Галилео Галилей сделал несколько пробных шагов по пути своего славного предка, посвятив два года изучению медицины в Университете Пизы, прежде чем переключиться на математику и физику, ставшие его истинной страстью. «Сама философия написана в той великой книге Вселенной, что всегда раскрыта перед нашим взором, - считал Галилей. - Но эту книгу невозможно понять, пока не научишься понимать язык и читать алфавит, которым она составлена. Книга сия написана на языке математики, ее буквы - это треугольники, круги и другие геометрические фигуры, без которых человеку невозможно разобрать ни единого ее слова; не зная их, будешь тщетно бродить в темном лабиринте»[4].

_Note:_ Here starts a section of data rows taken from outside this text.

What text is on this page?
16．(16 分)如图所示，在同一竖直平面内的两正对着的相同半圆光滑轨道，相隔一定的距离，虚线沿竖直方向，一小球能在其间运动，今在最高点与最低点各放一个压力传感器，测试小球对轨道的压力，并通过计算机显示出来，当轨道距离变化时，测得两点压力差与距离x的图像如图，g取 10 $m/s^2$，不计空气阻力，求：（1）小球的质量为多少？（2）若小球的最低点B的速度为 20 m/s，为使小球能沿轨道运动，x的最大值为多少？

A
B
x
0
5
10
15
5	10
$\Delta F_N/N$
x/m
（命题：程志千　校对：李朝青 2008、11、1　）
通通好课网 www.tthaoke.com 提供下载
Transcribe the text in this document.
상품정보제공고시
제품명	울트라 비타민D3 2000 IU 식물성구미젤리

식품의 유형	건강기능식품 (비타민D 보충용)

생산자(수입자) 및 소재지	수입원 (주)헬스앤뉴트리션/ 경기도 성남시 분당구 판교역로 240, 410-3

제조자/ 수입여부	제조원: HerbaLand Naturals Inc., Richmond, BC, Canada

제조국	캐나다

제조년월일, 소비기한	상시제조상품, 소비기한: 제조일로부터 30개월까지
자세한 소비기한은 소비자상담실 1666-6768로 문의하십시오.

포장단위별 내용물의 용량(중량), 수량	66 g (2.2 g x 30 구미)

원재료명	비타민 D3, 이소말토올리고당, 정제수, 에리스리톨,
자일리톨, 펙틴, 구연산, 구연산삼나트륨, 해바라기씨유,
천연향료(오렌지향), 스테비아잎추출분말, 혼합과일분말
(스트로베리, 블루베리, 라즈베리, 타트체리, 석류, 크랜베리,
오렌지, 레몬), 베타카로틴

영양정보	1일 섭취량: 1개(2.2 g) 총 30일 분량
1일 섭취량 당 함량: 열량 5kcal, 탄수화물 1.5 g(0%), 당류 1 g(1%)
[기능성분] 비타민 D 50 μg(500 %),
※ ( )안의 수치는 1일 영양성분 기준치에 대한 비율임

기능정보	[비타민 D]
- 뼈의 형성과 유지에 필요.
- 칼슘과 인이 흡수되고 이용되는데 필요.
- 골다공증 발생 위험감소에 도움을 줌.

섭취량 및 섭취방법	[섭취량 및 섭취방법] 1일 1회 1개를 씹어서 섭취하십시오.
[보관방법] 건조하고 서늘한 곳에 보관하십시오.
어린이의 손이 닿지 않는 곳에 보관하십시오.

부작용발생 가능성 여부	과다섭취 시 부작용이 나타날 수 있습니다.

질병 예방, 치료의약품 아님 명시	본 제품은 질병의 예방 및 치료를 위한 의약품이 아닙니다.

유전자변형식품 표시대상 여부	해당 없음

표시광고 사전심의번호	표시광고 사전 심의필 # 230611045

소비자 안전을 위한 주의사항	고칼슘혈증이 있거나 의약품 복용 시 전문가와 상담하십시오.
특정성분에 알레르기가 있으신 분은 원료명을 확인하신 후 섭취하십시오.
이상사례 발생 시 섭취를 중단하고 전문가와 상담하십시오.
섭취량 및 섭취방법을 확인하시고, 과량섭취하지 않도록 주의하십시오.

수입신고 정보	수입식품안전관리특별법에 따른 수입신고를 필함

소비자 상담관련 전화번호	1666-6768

Отец Галилея возражал против намерения сына стать математиком: он пытался, основываясь на богатом личном опыте, доказать, что математики и аристократы бедствуют, и отвратить сына от выбора столь низкооплачиваемой профессии.
Самому Винченцо едва хватало на жизнь того, что он зарабатывал уроками музыки в Пизе: родители снимали там дом, где родился и провел первые годы жизни Галилео. Он также участвовал в семейном деле родственников его жены - Амманнати занимались торговлей тканями. Это приносило Винченцо небольшую прибавку к жалованью учителя, хотя в душе он всегда был композитором и теоретиком музыки (в те дни музыкальная теория считалась отраслью математики). Винченцо учил Галилео пению и игре на органе и других инструментах, включая усовершенствованную лютню, которую любил больше всего. В ходе обучения он ознакомил мальчика с пифагорейским правилом музыкального построения, которое требовало строгого подчинения числовым пропорциям между нотами при создании мелодии. Однако Винченцо дополнил эти правила собственными исследованиями в области физической природы звука. В конце концов, музыка рождается из вибраций воздуха, а не из абстрактных числовых соотношений. Опираясь на эту философию, Винченцо вывел идеальную формулу музыкальной гармонии для лютни, определив систему последовательного сокращения интервалов между ладами.